On Wednesday, the rugby fraternity was rocked by the news that Small had suddenly passed away from a heart attack.
The lion-hearted winger was one of the most iconic members of the Boks’ 1995 World Cup-winning squad, which saw him produce an immensely gutsy defensive performance to keep All Blacks great Jonah Lomu at bay in the historic final at Ellis Park.
Andrews, who played alongside Small in that memorable World Cup campaign, reflected fondly on the impact Small had made on the game.
‘He was the typical bad boy of sport. Any sport has one, and we had James Small. Besides that, he just created a huge amount of excitement, especially as the game was going professional, rugby needed someone like James. And I’m not just talking about the the way he played on the field, which was 100% committed.
‘He brought a different vibe and edge, which I think the game needed. He was the first oke to really have a tattoo and then an earring, but he attracted real attention to the game, and I think brought a whole lot of new supporters with him. He was good for rugby. The game needed someone like that, and as much as he may have created news off the field, he also made headlines on the field with the way he played. He was the best bad boy to have.’
Reflecting on the 1995 final, Andrews recounted how they had prepared to counter the threat of Lomu.
‘On the way to the final, I sat behind James, and had a book by [former basketball legend] Michael Jordan that spoke about fears. I gave it to James, but the thing was, we’d all said to him as a team that he didn’t have to worry about Lomu, because as a group we were all focused on Lomu.
‘And if you think back to that game, I think we were all roaring after Lomu to tackle him, to the point that James almost had to get in the queue. For me, it just symbolised what that 1995 World Cup team was all about, and the role he played in it. You can’t deny he was a complicated guy, and maybe a bit of a loose cannon at times, but he brought a real energy to every team he played for, and he was just a great asset for the game.’

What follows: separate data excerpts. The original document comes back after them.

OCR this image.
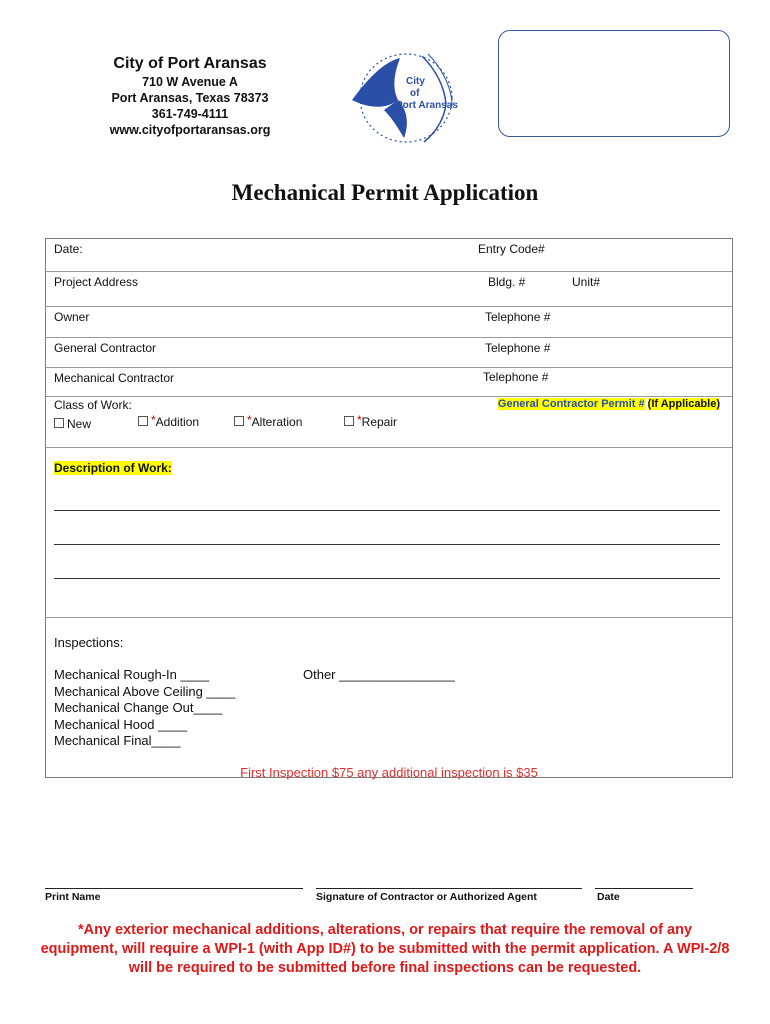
City of Port Aransas
710 W Avenue A
Port Aransas, Texas 78373
361-749-4111
www.cityofportaransas.org
City
of
Port Aransas
Mechanical Permit Application
Date:	Entry Code#
Project Address	Bldg. #	Unit#
Owner	Telephone #
General Contractor	Telephone #
Mechanical Contractor	Telephone #
Class of Work:
New	*Addition	*Alteration	*Repair
General Contractor Permit # (If Applicable)
Description of Work:
Inspections:
Mechanical Rough-In ____
Mechanical Above Ceiling ____
Mechanical Change Out____
Mechanical Hood ____
Mechanical Final____
Other ________________
First Inspection $75 any additional inspection is $35
Print Name	Signature of Contractor or Authorized Agent	Date
*Any exterior mechanical additions, alterations, or repairs that require the removal of any equipment, will require a WPI-1 (with App ID#) to be submitted with the permit application. A WPI-2/8 will be required to be submitted before final inspections can be requested.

Andrews concluded by saying that if he could sum up Small in any way, it would be with the word ‘passionate’.
‘He was passionate about rugby, about life, about the teams he played for, and he was a very emotional guy. James was quite different to the perception that many people may have had of him. He got involved in the plight of various causes, and although he may have had a reputation as a hard guy, he also had a really soft side.’